"The record industry has come back, bigger and better than ever. …It has been on the verge of disaster… but each time sobbing requiems were premature." It sounds like something someone could have written in 1983 or the early 1970s, or even last week, but actually it comes from a New York Times article circa 1942. People have predicted the death of the record business since its formation. And it's been true every time. The music business consistently demonstrates resilience of Mr. Bill or Gumby – you can crush it, reshape it, twist it, but somehow it always manages to survive, largely due to one truism: music is not going away. People will always want music, and they will get it, whether it involves commerce or not.
The record business is not the music business. People made money with music thousands of years before Edison conceived of storing sound, and will continue to make money with music thousands of years hence, until the concept of money itself becomes quaint (come the grand and glorious revolution). And considerably more will make music just for the sheer pleasure of it, as they've done pretty much since humankind could call itself that. It bears repeating: music is one of the hallmarks of humanity.
I suspect, however, that until the revolution comes and money becomes irrelevant, people will continue earning money by making and marketing music, one way or another. In the short term, this will require making music better or marketing oneself better or just, for whatever reason, being more appealing to a wider audience. The good news for musicians and audiences is that the potential for more people to make a living appealing to their own niche is greater now than at any time before. Thanks largely to the rise of communications technologies that allow instant access to information from anywhere on the planet, we grow closer and closer to Marshall McLuhan's "global village" with every passing day. Musicians and marketing people are beginning to use these resources to reach their audiences, thinking locally, but also thinking globally. With over six billion people on the planet, finding 60,000 or 600,000 or even six million who like a particular sound shouldn't be that hard. However, as the technology exists today, audiences still have to meet them halfway.
This is a problem, as audiences have become spoiled. In this era of fast food, instant access, and media on demand, people have gotten used to having music dropped into their lap by radio, MTV, friend's recommendations, etc. Musicians and marketers need to figure out ways to painlessly bring the music to this audience that don't involve the traditional mass methods of dissemination that have simply stopped working efficiently. The process has already begun, and I expect it to snowball as more and more people invent newer and better methods for getting music to the people who need to hear it.
A music business commentator explains; more years ago than I care to think about, my buddy and colleague Dave Sprague told me that rock was dead in the same sense that jazz was dead: both have broken off into offshoots and mutations. It's all a bunch of hybrid styles or substyles – punk rock, emo, jam band rock, electronica rock, death metal, heavy metal, hard rock, folk rock, Lilith rock, etc., etc., ad nauseum. In the process, the focus and the music may have improved, but the artists creating it have limited their audiences. You can't generally consider it a mass media anymore, because there's neither a monolithic jazz audience nor a monolithic rock audience anymore. It's part of the process of the music developing, of feeling itself as an art rather than a product. Being better than everything else on the charts doesn't matter when it comes to art. The charts deal in commerce, not quality. They don't measure what sounds the best (as if such a thing were possible), but what sells the best.

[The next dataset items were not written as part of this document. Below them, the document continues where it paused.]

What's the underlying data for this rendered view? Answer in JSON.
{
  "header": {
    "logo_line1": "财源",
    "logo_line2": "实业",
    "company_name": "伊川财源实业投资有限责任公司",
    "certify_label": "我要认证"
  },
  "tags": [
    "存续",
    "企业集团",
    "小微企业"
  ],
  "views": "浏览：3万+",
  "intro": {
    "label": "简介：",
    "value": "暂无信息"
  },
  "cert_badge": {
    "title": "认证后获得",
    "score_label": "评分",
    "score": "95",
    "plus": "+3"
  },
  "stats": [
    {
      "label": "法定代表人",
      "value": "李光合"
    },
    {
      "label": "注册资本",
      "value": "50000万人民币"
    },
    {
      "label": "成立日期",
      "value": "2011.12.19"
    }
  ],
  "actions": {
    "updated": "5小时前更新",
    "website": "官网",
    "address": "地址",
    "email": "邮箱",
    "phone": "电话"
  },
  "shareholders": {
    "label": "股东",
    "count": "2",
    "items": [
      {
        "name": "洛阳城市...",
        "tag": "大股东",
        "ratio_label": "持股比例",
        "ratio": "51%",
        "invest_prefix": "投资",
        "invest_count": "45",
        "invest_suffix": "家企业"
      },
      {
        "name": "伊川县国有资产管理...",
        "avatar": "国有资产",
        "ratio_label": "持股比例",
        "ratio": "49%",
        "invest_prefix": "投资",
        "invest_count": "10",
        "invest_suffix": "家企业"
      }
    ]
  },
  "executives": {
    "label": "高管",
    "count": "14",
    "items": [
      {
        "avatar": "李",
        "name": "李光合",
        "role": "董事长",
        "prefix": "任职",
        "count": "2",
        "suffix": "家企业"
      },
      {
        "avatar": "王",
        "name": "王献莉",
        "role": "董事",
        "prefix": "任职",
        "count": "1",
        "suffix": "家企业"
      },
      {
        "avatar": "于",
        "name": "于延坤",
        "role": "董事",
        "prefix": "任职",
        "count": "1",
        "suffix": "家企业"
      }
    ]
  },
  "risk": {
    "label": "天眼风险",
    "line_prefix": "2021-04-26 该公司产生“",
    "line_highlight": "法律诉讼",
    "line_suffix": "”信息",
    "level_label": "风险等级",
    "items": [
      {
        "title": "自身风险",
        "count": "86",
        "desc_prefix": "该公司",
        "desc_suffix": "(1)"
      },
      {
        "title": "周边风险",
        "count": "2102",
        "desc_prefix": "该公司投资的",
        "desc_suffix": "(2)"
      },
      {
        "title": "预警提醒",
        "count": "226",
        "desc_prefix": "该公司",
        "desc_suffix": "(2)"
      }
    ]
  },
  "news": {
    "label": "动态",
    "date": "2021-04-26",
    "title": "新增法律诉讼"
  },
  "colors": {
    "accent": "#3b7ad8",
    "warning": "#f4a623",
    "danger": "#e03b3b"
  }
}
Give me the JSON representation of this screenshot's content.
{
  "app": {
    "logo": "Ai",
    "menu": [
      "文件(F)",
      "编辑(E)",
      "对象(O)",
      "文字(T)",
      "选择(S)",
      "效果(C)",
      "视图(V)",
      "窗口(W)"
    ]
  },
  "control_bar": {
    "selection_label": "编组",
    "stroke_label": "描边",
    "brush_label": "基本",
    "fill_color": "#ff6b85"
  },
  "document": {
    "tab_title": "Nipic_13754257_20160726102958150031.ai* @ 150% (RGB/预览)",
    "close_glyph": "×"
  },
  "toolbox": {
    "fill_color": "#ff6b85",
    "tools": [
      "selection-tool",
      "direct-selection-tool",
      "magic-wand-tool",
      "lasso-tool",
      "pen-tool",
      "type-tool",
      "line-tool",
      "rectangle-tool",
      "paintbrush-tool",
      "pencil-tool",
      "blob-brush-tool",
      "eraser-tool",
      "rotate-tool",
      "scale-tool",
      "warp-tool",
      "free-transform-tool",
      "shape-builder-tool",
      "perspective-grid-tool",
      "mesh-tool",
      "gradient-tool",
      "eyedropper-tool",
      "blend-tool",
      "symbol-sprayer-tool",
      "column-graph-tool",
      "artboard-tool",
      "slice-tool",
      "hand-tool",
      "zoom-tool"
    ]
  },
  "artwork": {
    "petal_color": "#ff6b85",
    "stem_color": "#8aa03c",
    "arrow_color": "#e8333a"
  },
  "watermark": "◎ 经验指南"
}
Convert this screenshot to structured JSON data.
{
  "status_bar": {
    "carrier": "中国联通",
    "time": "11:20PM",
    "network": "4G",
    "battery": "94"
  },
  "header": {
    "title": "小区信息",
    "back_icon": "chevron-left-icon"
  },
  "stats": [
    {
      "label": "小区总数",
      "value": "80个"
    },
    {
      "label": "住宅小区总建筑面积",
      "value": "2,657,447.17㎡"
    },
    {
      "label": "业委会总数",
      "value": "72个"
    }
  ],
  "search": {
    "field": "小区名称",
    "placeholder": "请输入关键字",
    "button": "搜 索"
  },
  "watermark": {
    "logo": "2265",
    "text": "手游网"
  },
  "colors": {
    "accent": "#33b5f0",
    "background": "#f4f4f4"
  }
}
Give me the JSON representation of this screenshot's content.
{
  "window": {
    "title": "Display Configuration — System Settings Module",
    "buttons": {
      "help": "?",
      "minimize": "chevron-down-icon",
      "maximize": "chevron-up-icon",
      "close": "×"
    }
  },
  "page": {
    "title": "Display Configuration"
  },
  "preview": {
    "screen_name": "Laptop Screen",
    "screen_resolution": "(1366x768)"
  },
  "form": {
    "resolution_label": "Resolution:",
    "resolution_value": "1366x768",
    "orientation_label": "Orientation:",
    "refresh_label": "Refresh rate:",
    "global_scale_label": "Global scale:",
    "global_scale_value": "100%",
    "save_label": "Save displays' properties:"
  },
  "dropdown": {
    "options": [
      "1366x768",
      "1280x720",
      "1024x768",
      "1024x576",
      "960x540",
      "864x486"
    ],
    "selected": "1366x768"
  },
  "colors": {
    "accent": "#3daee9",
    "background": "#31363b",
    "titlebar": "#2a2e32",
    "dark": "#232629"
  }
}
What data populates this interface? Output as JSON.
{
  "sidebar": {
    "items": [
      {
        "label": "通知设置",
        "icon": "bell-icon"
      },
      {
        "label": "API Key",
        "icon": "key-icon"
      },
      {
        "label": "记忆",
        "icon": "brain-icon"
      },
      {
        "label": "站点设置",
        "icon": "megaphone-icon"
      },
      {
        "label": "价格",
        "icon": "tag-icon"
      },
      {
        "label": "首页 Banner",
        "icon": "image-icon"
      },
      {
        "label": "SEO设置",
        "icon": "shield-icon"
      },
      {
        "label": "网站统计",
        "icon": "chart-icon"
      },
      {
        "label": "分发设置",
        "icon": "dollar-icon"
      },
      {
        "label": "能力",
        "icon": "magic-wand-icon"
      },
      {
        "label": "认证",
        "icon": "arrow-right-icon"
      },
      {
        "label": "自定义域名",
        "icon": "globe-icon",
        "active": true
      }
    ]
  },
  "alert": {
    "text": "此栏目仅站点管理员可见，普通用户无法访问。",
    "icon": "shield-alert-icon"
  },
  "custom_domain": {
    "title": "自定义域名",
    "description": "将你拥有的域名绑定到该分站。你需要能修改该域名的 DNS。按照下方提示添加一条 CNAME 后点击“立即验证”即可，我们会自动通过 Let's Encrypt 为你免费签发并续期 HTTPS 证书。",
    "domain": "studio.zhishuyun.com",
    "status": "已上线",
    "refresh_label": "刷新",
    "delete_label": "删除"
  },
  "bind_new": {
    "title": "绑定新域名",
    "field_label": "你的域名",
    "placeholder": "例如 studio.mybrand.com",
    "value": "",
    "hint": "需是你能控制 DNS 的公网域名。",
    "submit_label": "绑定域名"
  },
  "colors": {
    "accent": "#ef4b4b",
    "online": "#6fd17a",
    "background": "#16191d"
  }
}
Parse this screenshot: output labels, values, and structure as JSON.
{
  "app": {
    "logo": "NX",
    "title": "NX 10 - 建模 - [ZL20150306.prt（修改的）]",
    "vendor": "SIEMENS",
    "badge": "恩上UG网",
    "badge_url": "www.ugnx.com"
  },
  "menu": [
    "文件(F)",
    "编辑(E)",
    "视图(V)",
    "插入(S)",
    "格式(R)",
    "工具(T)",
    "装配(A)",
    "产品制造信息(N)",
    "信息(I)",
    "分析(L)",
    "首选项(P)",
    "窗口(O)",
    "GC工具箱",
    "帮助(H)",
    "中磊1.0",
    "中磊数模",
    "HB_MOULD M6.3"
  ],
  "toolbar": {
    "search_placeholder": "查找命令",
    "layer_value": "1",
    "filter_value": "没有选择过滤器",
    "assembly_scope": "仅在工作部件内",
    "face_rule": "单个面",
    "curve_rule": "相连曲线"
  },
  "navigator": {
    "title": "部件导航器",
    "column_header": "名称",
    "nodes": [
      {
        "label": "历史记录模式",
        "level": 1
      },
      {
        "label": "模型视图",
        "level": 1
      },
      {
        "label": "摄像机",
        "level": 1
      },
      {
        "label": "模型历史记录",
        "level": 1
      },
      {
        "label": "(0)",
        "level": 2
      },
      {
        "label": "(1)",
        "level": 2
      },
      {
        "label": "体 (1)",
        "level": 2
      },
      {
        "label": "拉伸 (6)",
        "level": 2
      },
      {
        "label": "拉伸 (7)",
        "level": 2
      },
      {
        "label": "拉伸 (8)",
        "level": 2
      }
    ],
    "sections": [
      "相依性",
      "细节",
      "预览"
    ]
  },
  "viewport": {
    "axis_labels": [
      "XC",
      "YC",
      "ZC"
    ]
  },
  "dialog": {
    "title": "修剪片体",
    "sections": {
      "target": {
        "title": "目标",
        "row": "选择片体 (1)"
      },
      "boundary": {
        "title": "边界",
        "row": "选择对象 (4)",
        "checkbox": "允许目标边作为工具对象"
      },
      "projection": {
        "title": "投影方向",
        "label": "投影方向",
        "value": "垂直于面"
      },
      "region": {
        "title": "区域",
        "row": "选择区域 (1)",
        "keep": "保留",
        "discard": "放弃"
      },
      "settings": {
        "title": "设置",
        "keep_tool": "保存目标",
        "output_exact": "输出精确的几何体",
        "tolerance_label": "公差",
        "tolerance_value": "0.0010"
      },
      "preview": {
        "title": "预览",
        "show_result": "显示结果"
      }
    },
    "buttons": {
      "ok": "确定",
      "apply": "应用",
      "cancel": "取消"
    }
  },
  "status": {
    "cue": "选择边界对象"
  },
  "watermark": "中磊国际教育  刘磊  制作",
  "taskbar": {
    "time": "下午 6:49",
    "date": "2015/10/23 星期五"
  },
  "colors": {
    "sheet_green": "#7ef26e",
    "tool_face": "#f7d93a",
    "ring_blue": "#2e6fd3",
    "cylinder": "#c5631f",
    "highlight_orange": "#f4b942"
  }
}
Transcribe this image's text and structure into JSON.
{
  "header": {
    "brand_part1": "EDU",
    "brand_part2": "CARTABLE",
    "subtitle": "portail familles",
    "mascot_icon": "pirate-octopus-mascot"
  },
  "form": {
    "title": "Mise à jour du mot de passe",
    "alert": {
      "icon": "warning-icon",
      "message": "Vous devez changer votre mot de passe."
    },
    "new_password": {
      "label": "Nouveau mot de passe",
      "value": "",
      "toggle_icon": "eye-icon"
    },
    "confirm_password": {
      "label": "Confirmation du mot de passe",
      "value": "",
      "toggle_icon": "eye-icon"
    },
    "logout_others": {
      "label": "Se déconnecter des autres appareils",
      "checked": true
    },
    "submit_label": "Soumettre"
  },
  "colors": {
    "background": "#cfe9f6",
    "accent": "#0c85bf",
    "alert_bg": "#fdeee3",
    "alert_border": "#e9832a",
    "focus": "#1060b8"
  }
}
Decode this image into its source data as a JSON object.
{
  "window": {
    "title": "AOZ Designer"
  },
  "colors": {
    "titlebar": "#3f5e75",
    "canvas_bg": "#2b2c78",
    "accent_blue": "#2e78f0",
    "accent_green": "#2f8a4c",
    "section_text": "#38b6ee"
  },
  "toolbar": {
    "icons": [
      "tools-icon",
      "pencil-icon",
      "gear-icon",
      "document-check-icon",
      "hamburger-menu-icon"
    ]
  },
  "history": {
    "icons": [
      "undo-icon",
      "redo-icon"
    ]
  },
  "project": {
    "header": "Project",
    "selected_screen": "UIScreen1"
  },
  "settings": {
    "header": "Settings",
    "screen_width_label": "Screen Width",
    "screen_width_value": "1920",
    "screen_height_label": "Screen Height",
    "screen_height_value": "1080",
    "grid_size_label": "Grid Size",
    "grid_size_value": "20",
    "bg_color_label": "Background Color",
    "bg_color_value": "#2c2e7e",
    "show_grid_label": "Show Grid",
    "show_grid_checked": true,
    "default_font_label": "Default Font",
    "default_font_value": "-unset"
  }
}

So, as I stated in the introduction, probably more great music – music that you will like – is available today than at any other time. Surely something released among the over 60,000 albums that came out the year before I wrote this will appeal to you, even if you're just one of 50 or 100 people who appreciate it. The difference between now and a quarter century ago is that now the audience has to find the scent, hunt for it, and perhaps even dig a bit. Unfortunately, a business geared around selling millions of a thing to make a profit requires that the thing be easily accessible.